Definition of Ambiguity
Ambiguity, or the fallacy of ambiguity, is a word, phrase, or statement that contains more than one meaning. Ambiguous words or statements lead to vagueness and confusion, and form the basis for cases of unintentional humor.

For example, it is ambiguous to say "I rode a black horse in red pajamas", because it may make us think that the horse was wearing red pajamas. The phrase becomes clear when it is restructured as, "I was wearing red pajamas, I rode a black horse." the same words with different meanings can cause ambiguity, as in, "John took off his pants by the bench." It is curious if we confuse one meaning of "shore", which is a building, with another meaning, which is "the shore of a river." Context generally resolves any ambiguity in such cases

Examples of common ambiguity
Here are some common examples of ambiguity:

A good life depends on the liver - The liver can be an organ or just a living person
Aliens are hunting dogs - It is not clear whether the dogs were hunted, or the foreigners are spoken of as dogs.
Each of us saw his duck - It is not clear whether the word "duck" refers to an action of stooping, or a duck which is a bird.
The passerby helped the dog to bite victim - does the passerby help a dog bite someone? Or is he helping a person who has been bitten by a dog? This technique allows readers to understand their works in different ways, which gives them depth and complexity. Let's analyze some examples of ambiguities in the literature.

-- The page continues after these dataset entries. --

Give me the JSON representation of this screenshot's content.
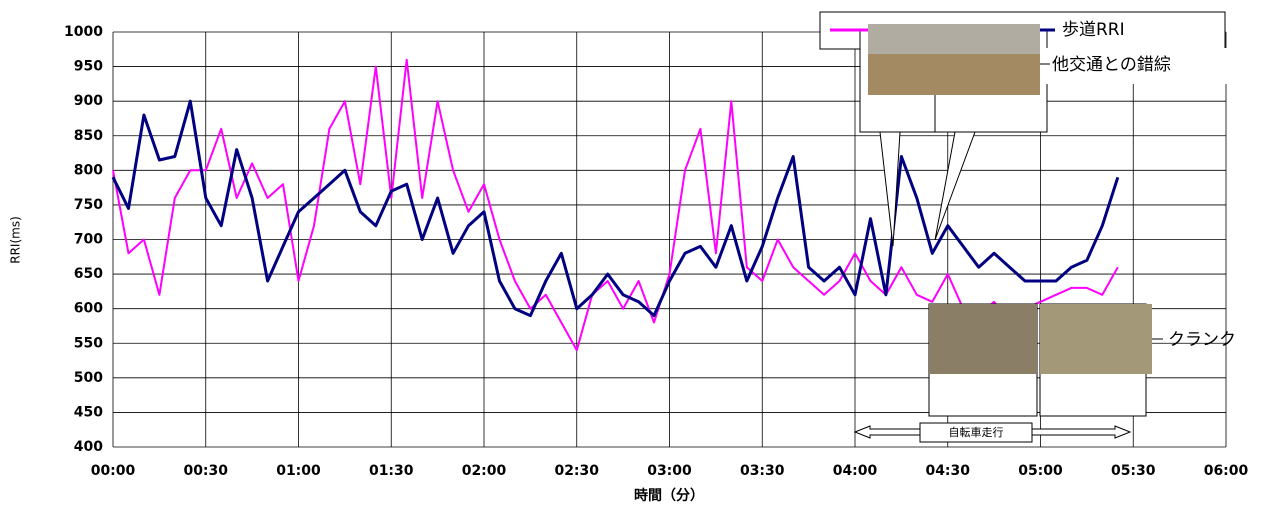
{
  "chart_data": {
    "type": "line",
    "y_label": "RRI(ms)",
    "x_label": "時間（分）",
    "x": [
      0,
      5,
      10,
      15,
      20,
      25,
      30,
      35,
      40,
      45,
      50,
      55,
      60,
      65,
      70,
      75,
      80,
      85,
      90,
      95,
      100,
      105,
      110,
      115,
      120,
      125,
      130,
      135,
      140,
      145,
      150,
      155,
      160,
      165,
      170,
      175,
      180,
      185,
      190,
      195,
      200,
      205,
      210,
      215,
      220,
      225,
      230,
      235,
      240,
      245,
      250,
      255,
      260,
      265,
      270,
      275,
      280,
      285,
      290,
      295,
      300,
      305,
      310,
      315,
      320,
      325
    ],
    "series": [
      {
        "color": "#ff00ff",
        "values": [
          800,
          680,
          700,
          620,
          760,
          800,
          800,
          860,
          760,
          810,
          760,
          780,
          640,
          720,
          860,
          900,
          780,
          950,
          760,
          960,
          760,
          900,
          800,
          740,
          780,
          700,
          640,
          600,
          620,
          580,
          540,
          620,
          640,
          600,
          640,
          580,
          650,
          800,
          860,
          680,
          900,
          660,
          640,
          700,
          660,
          640,
          620,
          640,
          680,
          640,
          620,
          660,
          620,
          610,
          650,
          600,
          590,
          610,
          580,
          600,
          610,
          620,
          630,
          630,
          620,
          660
        ]
      },
      {
        "name": "歩道RRI",
        "color": "#000080",
        "values": [
          790,
          745,
          880,
          815,
          820,
          900,
          760,
          720,
          830,
          760,
          640,
          690,
          740,
          760,
          780,
          800,
          740,
          720,
          770,
          780,
          700,
          760,
          680,
          720,
          740,
          640,
          600,
          590,
          640,
          680,
          600,
          620,
          650,
          620,
          610,
          590,
          640,
          680,
          690,
          660,
          720,
          640,
          690,
          760,
          820,
          660,
          640,
          660,
          620,
          730,
          620,
          820,
          760,
          680,
          720,
          690,
          660,
          680,
          660,
          640,
          640,
          640,
          660,
          670,
          720,
          790
        ]
      }
    ],
    "xlim": [
      0,
      360
    ],
    "xticks": [
      {
        "value": 0,
        "label": "00:00"
      },
      {
        "value": 30,
        "label": "00:30"
      },
      {
        "value": 60,
        "label": "01:00"
      },
      {
        "value": 90,
        "label": "01:30"
      },
      {
        "value": 120,
        "label": "02:00"
      },
      {
        "value": 150,
        "label": "02:30"
      },
      {
        "value": 180,
        "label": "03:00"
      },
      {
        "value": 210,
        "label": "03:30"
      },
      {
        "value": 240,
        "label": "04:00"
      },
      {
        "value": 270,
        "label": "04:30"
      },
      {
        "value": 300,
        "label": "05:00"
      },
      {
        "value": 330,
        "label": "05:30"
      },
      {
        "value": 360,
        "label": "06:00"
      }
    ],
    "ylim": [
      400,
      1000
    ],
    "yticks": [
      400,
      450,
      500,
      550,
      600,
      650,
      700,
      750,
      800,
      850,
      900,
      950,
      1000
    ],
    "grid": true,
    "annotations": [
      "他交通との錯綜",
      "クランク",
      "自転車走行"
    ]
  }
}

Example 1: The Catcher in the Rye (by J. Salinger)
Read the following excerpt from The Catcher in the Rye by J. Salinger:

“I ran all the way to the main gate and waited a second until I could catch my breath. I have no wind if you want to know the truth. For one, a pretty heavy smoker - I used to be. They made me cut it off. Another thing, I grew six inches last year. This is how I pretty much got it and I came here for all these damn checkups and stuff. However, I am quite healthy. "

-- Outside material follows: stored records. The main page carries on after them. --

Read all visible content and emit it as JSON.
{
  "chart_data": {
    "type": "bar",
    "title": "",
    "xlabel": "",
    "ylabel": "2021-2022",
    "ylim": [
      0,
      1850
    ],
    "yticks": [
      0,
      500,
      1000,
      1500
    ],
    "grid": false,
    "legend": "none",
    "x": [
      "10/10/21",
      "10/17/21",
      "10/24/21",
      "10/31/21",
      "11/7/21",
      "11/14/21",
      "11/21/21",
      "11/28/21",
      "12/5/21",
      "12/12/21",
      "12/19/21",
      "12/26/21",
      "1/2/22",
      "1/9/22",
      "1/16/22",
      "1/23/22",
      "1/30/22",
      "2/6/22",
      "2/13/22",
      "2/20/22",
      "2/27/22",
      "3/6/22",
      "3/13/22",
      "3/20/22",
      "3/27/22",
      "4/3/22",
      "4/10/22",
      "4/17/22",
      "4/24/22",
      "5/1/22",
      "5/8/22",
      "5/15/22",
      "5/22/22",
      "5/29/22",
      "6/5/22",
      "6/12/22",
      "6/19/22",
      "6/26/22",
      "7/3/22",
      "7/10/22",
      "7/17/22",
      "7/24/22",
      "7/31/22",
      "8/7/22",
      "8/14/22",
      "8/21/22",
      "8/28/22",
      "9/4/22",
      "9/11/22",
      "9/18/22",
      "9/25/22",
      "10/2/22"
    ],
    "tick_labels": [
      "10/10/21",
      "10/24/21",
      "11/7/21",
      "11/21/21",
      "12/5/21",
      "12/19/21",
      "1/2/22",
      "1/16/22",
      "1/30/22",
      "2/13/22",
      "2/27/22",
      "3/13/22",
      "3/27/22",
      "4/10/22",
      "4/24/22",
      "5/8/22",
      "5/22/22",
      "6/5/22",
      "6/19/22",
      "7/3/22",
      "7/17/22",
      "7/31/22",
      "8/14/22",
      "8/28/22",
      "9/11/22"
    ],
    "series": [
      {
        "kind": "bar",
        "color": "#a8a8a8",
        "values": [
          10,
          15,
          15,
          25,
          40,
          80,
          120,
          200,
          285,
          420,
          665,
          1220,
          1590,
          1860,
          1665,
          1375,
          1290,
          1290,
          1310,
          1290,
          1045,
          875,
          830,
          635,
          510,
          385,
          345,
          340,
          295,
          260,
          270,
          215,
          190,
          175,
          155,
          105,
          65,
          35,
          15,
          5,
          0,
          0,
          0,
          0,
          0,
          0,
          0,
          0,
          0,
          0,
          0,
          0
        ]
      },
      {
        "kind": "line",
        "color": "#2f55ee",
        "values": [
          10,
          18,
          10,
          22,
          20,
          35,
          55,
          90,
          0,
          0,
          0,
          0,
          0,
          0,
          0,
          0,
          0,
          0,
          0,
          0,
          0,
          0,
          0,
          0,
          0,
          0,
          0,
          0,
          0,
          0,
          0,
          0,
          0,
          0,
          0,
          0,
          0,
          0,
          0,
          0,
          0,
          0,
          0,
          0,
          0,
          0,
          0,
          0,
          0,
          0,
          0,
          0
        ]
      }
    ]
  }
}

The words" They "and" here "used by the speaker are ambiguous, but readers can presume from the context that" they "could be the professionals helping Holden, and" here "could be a rehab facility.

Example # 2: The Sick Rose (By William Blake)
The Sick Rose, a short lyric written by William Blake, is full of ambiguities:

“Oh Rose, you are sick.
The invisible worm,
That flies in the night
In the howling storm :
He has discovered your bed
Of crimson joy;
And his dark and secret love
Does it destroy your life? ”

Many of the words in the previous lines show ambiguity. We cannot say for sure what“ bed of crimson joy ”means; the interpretation of "dark and secret love". "The ambiguity of such sentences allows readers to search for deeper meanings of the poem.

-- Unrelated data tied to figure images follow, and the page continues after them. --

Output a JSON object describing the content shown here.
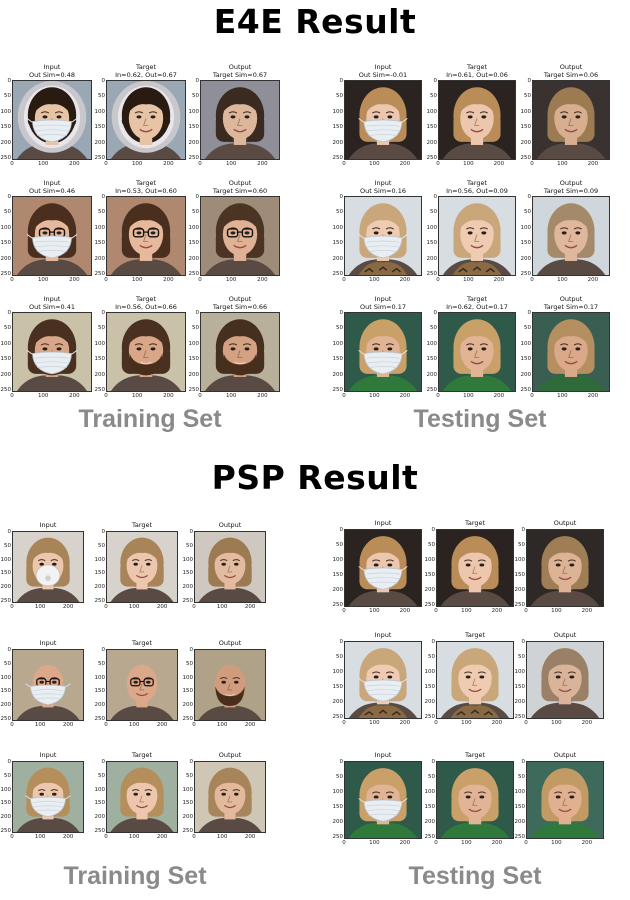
{
  "sections": [
    {
      "title": "E4E Result",
      "sets": [
        {
          "label": "Training Set",
          "rows": [
            {
              "panels": [
                {
                  "caption": [
                    "Input",
                    "Out Sim=0.48"
                  ],
                  "skin": "#e8c4a6",
                  "hair": "#2a1b12",
                  "bg": "#9aa7b5",
                  "mask": true,
                  "hood": true,
                  "name": "child-masked-face"
                },
                {
                  "caption": [
                    "Target",
                    "In=0.62, Out=0.67"
                  ],
                  "skin": "#e8c4a6",
                  "hair": "#2a1b12",
                  "bg": "#9aa7b5",
                  "mask": false,
                  "hood": true,
                  "name": "child-target-face"
                },
                {
                  "caption": [
                    "Output",
                    "Target Sim=0.67"
                  ],
                  "skin": "#dcb79b",
                  "hair": "#3a2a20",
                  "bg": "#8f8f99",
                  "mask": false,
                  "hood": false,
                  "name": "child-output-face"
                }
              ]
            },
            {
              "panels": [
                {
                  "caption": [
                    "Input",
                    "Out Sim=0.46"
                  ],
                  "skin": "#e6b99c",
                  "hair": "#4a2e1e",
                  "bg": "#b08870",
                  "mask": true,
                  "glasses": true,
                  "name": "woman-glasses-masked-face"
                },
                {
                  "caption": [
                    "Target",
                    "In=0.53, Out=0.60"
                  ],
                  "skin": "#e6b99c",
                  "hair": "#4a2e1e",
                  "bg": "#b08870",
                  "mask": false,
                  "glasses": true,
                  "name": "woman-glasses-target-face"
                },
                {
                  "caption": [
                    "Output",
                    "Target Sim=0.60"
                  ],
                  "skin": "#dfb296",
                  "hair": "#4b3424",
                  "bg": "#9e8b78",
                  "mask": false,
                  "glasses": true,
                  "name": "woman-glasses-output-face"
                }
              ]
            },
            {
              "panels": [
                {
                  "caption": [
                    "Input",
                    "Out Sim=0.41"
                  ],
                  "skin": "#d9a788",
                  "hair": "#4a3020",
                  "bg": "#c9c2a8",
                  "mask": true,
                  "beard": true,
                  "name": "bearded-man-masked-face"
                },
                {
                  "caption": [
                    "Target",
                    "In=0.56, Out=0.66"
                  ],
                  "skin": "#d9a788",
                  "hair": "#4a3020",
                  "bg": "#c9c2a8",
                  "mask": false,
                  "beard": true,
                  "name": "bearded-man-target-face"
                },
                {
                  "caption": [
                    "Output",
                    "Target Sim=0.66"
                  ],
                  "skin": "#d4a182",
                  "hair": "#45301f",
                  "bg": "#b8b09a",
                  "mask": false,
                  "beard": true,
                  "name": "bearded-man-output-face"
                }
              ]
            }
          ]
        },
        {
          "label": "Testing Set",
          "rows": [
            {
              "panels": [
                {
                  "caption": [
                    "Input",
                    "Out Sim=-0.01"
                  ],
                  "skin": "#ecc6ad",
                  "hair": "#b98c58",
                  "bg": "#2a2320",
                  "mask": true,
                  "name": "blonde-woman-masked-face"
                },
                {
                  "caption": [
                    "Target",
                    "In=0.61, Out=0.06"
                  ],
                  "skin": "#ecc6ad",
                  "hair": "#b98c58",
                  "bg": "#2a2320",
                  "mask": false,
                  "name": "blonde-woman-target-face"
                },
                {
                  "caption": [
                    "Output",
                    "Target Sim=0.06"
                  ],
                  "skin": "#d8ae90",
                  "hair": "#9c7a52",
                  "bg": "#3a3230",
                  "mask": false,
                  "name": "blonde-woman-output-face"
                }
              ]
            },
            {
              "panels": [
                {
                  "caption": [
                    "Input",
                    "Out Sim=0.16"
                  ],
                  "skin": "#efcbb2",
                  "hair": "#c9a77a",
                  "bg": "#d8dde2",
                  "mask": true,
                  "scarf": true,
                  "name": "older-woman-masked-face"
                },
                {
                  "caption": [
                    "Target",
                    "In=0.56, Out=0.09"
                  ],
                  "skin": "#efcbb2",
                  "hair": "#c9a77a",
                  "bg": "#d8dde2",
                  "mask": false,
                  "scarf": true,
                  "name": "older-woman-target-face"
                },
                {
                  "caption": [
                    "Output",
                    "Target Sim=0.09"
                  ],
                  "skin": "#dfb79d",
                  "hair": "#a58a6a",
                  "bg": "#cfd6dc",
                  "mask": false,
                  "name": "older-woman-output-face"
                }
              ]
            },
            {
              "panels": [
                {
                  "caption": [
                    "Input",
                    "Out Sim=0.17"
                  ],
                  "skin": "#e2b496",
                  "hair": "#c9a068",
                  "bg": "#2f5a4a",
                  "mask": true,
                  "shirt": "#2f7a3a",
                  "name": "driver-masked-face"
                },
                {
                  "caption": [
                    "Target",
                    "In=0.62, Out=0.17"
                  ],
                  "skin": "#e2b496",
                  "hair": "#c9a068",
                  "bg": "#2f5a4a",
                  "mask": false,
                  "shirt": "#2f7a3a",
                  "name": "driver-target-face"
                },
                {
                  "caption": [
                    "Output",
                    "Target Sim=0.17"
                  ],
                  "skin": "#d9a98a",
                  "hair": "#b58f60",
                  "bg": "#3a5e52",
                  "mask": false,
                  "shirt": "#2f6a3a",
                  "name": "driver-output-face"
                }
              ]
            }
          ]
        }
      ]
    },
    {
      "title": "PSP Result",
      "sets": [
        {
          "label": "Training Set",
          "rows": [
            {
              "panels": [
                {
                  "caption": [
                    "Input"
                  ],
                  "skin": "#ecc6ad",
                  "hair": "#a98458",
                  "bg": "#d7d2cc",
                  "mask": true,
                  "respirator": true,
                  "name": "smiling-woman-masked-face"
                },
                {
                  "caption": [
                    "Target"
                  ],
                  "skin": "#ecc6ad",
                  "hair": "#a98458",
                  "bg": "#d7d2cc",
                  "mask": false,
                  "name": "smiling-woman-target-face"
                },
                {
                  "caption": [
                    "Output"
                  ],
                  "skin": "#e3bba0",
                  "hair": "#9c7a52",
                  "bg": "#cfc8c0",
                  "mask": false,
                  "name": "smiling-woman-output-face"
                }
              ]
            },
            {
              "panels": [
                {
                  "caption": [
                    "Input"
                  ],
                  "skin": "#dca88a",
                  "hair": "#dca88a",
                  "bg": "#b8a890",
                  "mask": true,
                  "glasses": true,
                  "bald": true,
                  "name": "bald-man-masked-face"
                },
                {
                  "caption": [
                    "Target"
                  ],
                  "skin": "#dca88a",
                  "hair": "#dca88a",
                  "bg": "#b8a890",
                  "mask": false,
                  "glasses": true,
                  "bald": true,
                  "name": "bald-man-target-face"
                },
                {
                  "caption": [
                    "Output"
                  ],
                  "skin": "#d19c7e",
                  "hair": "#d19c7e",
                  "bg": "#b0a288",
                  "mask": false,
                  "beard": true,
                  "bald": true,
                  "name": "bald-man-output-face"
                }
              ]
            },
            {
              "panels": [
                {
                  "caption": [
                    "Input"
                  ],
                  "skin": "#ecc6ad",
                  "hair": "#b48f5c",
                  "bg": "#9fb0a0",
                  "mask": true,
                  "name": "boy-masked-face"
                },
                {
                  "caption": [
                    "Target"
                  ],
                  "skin": "#ecc6ad",
                  "hair": "#b48f5c",
                  "bg": "#9fb0a0",
                  "mask": false,
                  "name": "boy-target-face"
                },
                {
                  "caption": [
                    "Output"
                  ],
                  "skin": "#e2b99c",
                  "hair": "#a8845a",
                  "bg": "#cfc6b6",
                  "mask": false,
                  "name": "boy-output-face"
                }
              ]
            }
          ]
        },
        {
          "label": "Testing Set",
          "rows": [
            {
              "panels": [
                {
                  "caption": [
                    "Input"
                  ],
                  "skin": "#ecc6ad",
                  "hair": "#b98c58",
                  "bg": "#2a2320",
                  "mask": true,
                  "name": "psp-blonde-woman-masked-face"
                },
                {
                  "caption": [
                    "Target"
                  ],
                  "skin": "#ecc6ad",
                  "hair": "#b98c58",
                  "bg": "#2a2320",
                  "mask": false,
                  "name": "psp-blonde-woman-target-face"
                },
                {
                  "caption": [
                    "Output"
                  ],
                  "skin": "#ddb396",
                  "hair": "#a07e55",
                  "bg": "#2e2826",
                  "mask": false,
                  "name": "psp-blonde-woman-output-face"
                }
              ]
            },
            {
              "panels": [
                {
                  "caption": [
                    "Input"
                  ],
                  "skin": "#efcbb2",
                  "hair": "#c9a77a",
                  "bg": "#d8dde2",
                  "mask": true,
                  "scarf": true,
                  "name": "psp-older-woman-masked-face"
                },
                {
                  "caption": [
                    "Target"
                  ],
                  "skin": "#efcbb2",
                  "hair": "#c9a77a",
                  "bg": "#d8dde2",
                  "mask": false,
                  "scarf": true,
                  "name": "psp-older-woman-target-face"
                },
                {
                  "caption": [
                    "Output"
                  ],
                  "skin": "#d9b49a",
                  "hair": "#9a8066",
                  "bg": "#cfd3d6",
                  "mask": false,
                  "name": "psp-older-woman-output-face"
                }
              ]
            },
            {
              "panels": [
                {
                  "caption": [
                    "Input"
                  ],
                  "skin": "#e2b496",
                  "hair": "#c9a068",
                  "bg": "#2f5a4a",
                  "mask": true,
                  "shirt": "#2f7a3a",
                  "name": "psp-driver-masked-face"
                },
                {
                  "caption": [
                    "Target"
                  ],
                  "skin": "#e2b496",
                  "hair": "#c9a068",
                  "bg": "#2f5a4a",
                  "mask": false,
                  "shirt": "#2f7a3a",
                  "name": "psp-driver-target-face"
                },
                {
                  "caption": [
                    "Output"
                  ],
                  "skin": "#e0b091",
                  "hair": "#c29a64",
                  "bg": "#3d6a5a",
                  "mask": false,
                  "shirt": "#2f7a3a",
                  "name": "psp-driver-output-face"
                }
              ]
            }
          ]
        }
      ]
    }
  ],
  "axis": {
    "y_ticks": [
      "0",
      "50",
      "100",
      "150",
      "200",
      "250"
    ],
    "x_ticks": [
      "0",
      "100",
      "200"
    ]
  }
}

Some of those who have analyzed this poem believe that" Your bed has found out / of crimson joy "relates to lovemaking.

Example 3: Hamlet (By William Shakespeare)
On a larger scale, ambiguity can develop in a character or in an entire story. For example, Hamlet is a morally ambiguous character.

He kills to avenge the murder of his father
He is good because he protects his mother wants
He is bad because he is willing to kill whoever he must to achieve this goal
The ambiguity in Hamlet's character shows when he is hurt by the death of Ophelia, which is his personal loss, but he doesn't appreciate which His actions will affect others.

Example 4: Ode to a Greek urn (by John Keats )
We find ambiguity in the first line of Keats' ode to a Greek urn:

still "is inherently ambiguous. Here it can mean “an immovable object” or it can be interpreted as “still unchanged”.

Function of ambiguity
Ambiguity in literature is used to give a literary work a deeper meaning Works, writers give readers the freedom to use their imaginations to explore meanings. This active participation of the readers involves them in the prose or poetry they read.